H0: Sisaan saling bebas H1: Sisaan tidak tidak saling bebas
Berdasarkan uji Ljung-Box tersebut, didapat p-value sebesar 0.9715 yang lebih besar dari taraf nyata 5% sehingga tak tolak H0 dan menandakan bahwa sisaan saling bebas. Hal ini berbeda dengan eksplorasi.
Box-Ljung test
data: (sisaan)^2
X-squared = 11.937, df = 1, p-value = 0.0005504
Hipotesis yang digunakan untuk uji kehomogenan ragam adalah sebagai berikut.
H0: Ragam sisaan homogen H1: Ragam sisaan tidak homogen
Berdasarkan uji Ljung-Box terhadap sisaan kuadrat tersebut, didapat p-value sebesar 0.001714 yang lebih kecil dari taraf nyata 5% sehingga tolak H0 dan menandakan bahwa ragam sisaan tidak homogen.
One Sample t-test
data: sisaan
t = 1.6849, df = 117, p-value = 0.09467
alternative hypothesis: true mean is not equal to 0
95 percent confidence interval:
-4.035177 50.042627
sample estimates:
mean of x
23.00372
Terakhir, dengan uji-t, akan dicek apakah nilai tengah sisaan sama dengan nol.
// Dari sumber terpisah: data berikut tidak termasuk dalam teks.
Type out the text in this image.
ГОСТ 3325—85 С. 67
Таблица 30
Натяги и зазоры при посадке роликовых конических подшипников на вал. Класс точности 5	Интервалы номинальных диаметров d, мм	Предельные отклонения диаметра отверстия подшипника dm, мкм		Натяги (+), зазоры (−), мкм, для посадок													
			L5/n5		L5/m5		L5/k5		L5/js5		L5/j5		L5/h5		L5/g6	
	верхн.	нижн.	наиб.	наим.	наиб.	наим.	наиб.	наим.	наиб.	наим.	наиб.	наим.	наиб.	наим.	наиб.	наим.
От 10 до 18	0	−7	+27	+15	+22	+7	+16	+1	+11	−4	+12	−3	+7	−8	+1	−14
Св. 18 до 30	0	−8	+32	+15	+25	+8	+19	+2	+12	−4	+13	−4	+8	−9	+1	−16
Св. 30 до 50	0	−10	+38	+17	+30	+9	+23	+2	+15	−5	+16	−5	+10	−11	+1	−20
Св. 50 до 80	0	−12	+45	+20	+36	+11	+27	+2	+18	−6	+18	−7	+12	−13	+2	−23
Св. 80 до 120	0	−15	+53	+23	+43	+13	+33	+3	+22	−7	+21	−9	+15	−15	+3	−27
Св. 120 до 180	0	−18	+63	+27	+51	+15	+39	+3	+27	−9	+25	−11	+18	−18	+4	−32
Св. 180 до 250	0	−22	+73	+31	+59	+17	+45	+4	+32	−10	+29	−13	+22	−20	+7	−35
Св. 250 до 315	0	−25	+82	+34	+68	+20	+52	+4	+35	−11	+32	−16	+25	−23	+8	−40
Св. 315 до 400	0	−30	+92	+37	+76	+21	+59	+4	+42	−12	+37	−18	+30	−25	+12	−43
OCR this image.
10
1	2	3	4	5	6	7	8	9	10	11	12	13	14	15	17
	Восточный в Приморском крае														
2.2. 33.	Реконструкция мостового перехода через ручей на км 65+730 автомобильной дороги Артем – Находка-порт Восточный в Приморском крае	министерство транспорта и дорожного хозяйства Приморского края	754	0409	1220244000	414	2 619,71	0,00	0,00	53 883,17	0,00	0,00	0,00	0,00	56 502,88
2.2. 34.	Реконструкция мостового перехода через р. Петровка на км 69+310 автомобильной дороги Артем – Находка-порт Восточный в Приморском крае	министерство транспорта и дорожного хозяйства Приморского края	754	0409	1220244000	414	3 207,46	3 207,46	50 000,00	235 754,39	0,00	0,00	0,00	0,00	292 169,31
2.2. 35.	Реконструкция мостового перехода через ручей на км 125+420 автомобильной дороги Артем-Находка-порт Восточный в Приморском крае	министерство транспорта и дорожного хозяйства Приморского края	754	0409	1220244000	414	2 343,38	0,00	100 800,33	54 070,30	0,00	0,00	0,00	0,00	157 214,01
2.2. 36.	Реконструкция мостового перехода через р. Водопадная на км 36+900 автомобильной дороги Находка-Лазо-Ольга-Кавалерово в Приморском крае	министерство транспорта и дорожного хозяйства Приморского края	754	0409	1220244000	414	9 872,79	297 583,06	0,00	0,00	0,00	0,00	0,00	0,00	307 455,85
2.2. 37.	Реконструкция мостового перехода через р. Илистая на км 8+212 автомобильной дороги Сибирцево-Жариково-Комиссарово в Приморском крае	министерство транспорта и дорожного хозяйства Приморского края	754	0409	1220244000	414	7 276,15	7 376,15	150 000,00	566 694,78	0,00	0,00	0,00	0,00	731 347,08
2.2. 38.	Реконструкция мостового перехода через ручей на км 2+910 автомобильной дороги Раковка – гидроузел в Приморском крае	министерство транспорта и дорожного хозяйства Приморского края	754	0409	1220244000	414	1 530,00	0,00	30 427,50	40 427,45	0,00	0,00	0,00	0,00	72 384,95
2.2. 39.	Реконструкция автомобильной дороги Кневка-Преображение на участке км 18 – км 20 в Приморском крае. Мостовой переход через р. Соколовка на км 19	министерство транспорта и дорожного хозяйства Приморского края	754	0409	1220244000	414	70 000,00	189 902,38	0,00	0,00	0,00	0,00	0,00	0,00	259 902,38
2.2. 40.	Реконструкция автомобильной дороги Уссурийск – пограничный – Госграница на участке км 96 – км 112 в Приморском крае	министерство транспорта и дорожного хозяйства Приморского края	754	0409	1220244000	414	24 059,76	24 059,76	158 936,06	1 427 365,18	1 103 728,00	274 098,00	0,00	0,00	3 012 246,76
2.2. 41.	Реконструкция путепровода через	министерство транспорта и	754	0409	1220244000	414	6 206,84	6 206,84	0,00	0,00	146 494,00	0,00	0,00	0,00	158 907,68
Hipotesis yang diujikan sebagai berikut. H0 : nilai tengah sisaan sama dengan 0 H1: nilai tengah sisaan tidak sama dengan 0
Berdasarkan uji-ttersebut, didapat p-value sebesar 0.5937 yang lebih besar dari taraf nyata 5% sehingga tak tolak H0 dan menandakan bahwa nilai tengah sisaan sama dengan nol. Hal ini sesuai dengan eksplorasi.